Figure 5. Axis analysis of the Snyderome.

19 sequential RNA-Seq profiles were mined for BIT Axis scores, which are plotted relative to sampling day for the individual described in . P-values indicate the signifcance associated with t-test comparison of high blood glucose versus normal (Axes 1, 5 and 6) or the comparison of acute phase of viral infection - Days 0, 290 and 292 - versus the remainder. Colors indicate the phases of human rhinovirus infection (HRV; blue), recovery (yellow), respiratory syncitial virus infection (RSV; green), and pre-diabetes/high blood glucose (red). The green triangle corresponds to a spike in cytokine profile at day 301, which does not obviously impact the Axes. The RSV had not yet cleared at days 307 and 311 when the pre-diabetic state first became apparent, so these points are shown in green and red. The other Axes did not show significant changes.

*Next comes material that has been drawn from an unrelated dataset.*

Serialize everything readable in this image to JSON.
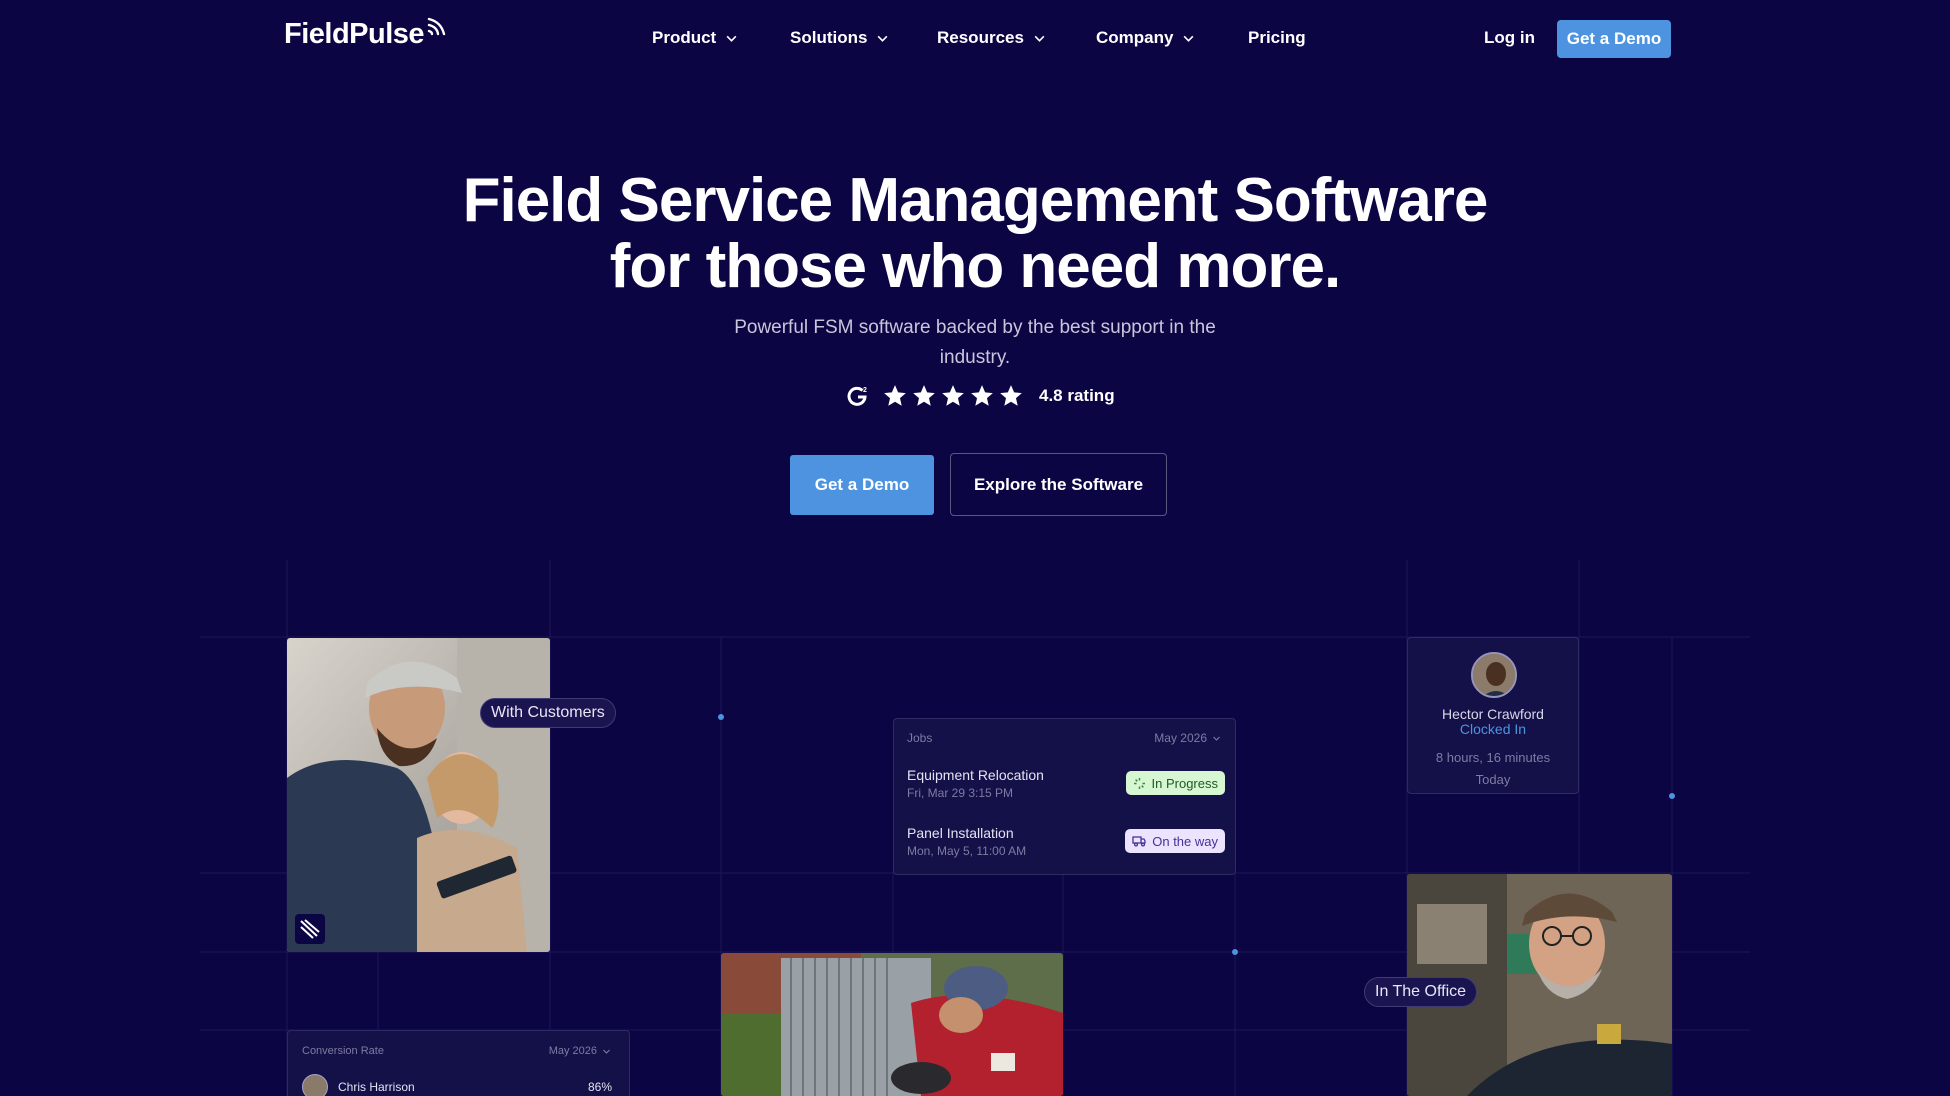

Figure 6. Pathway analysis of transcript abundance.

The relative transcript abundance of 51 transcripts in the KEGG TLR signaling pathway (map04620) is shown for two representative divergent individuals (A). These genes are all co-regulated along Axis 5 (B), resulting in differential activity throughout the pathway. Two representative individuals at either extreme, indicated in red (individual 22) and blue (individual 69) in panel B, clearly differ with respect to which genes have high or low expression relative to regulation of apoptosis, MAPK signaling, and inflammatory cytokine production. This likely has consequences for the sensitivity of neutrophil and other immune cell function. Red, high expression; blue, low expression; gray intermediate, scaled as the eigenvector of PC1.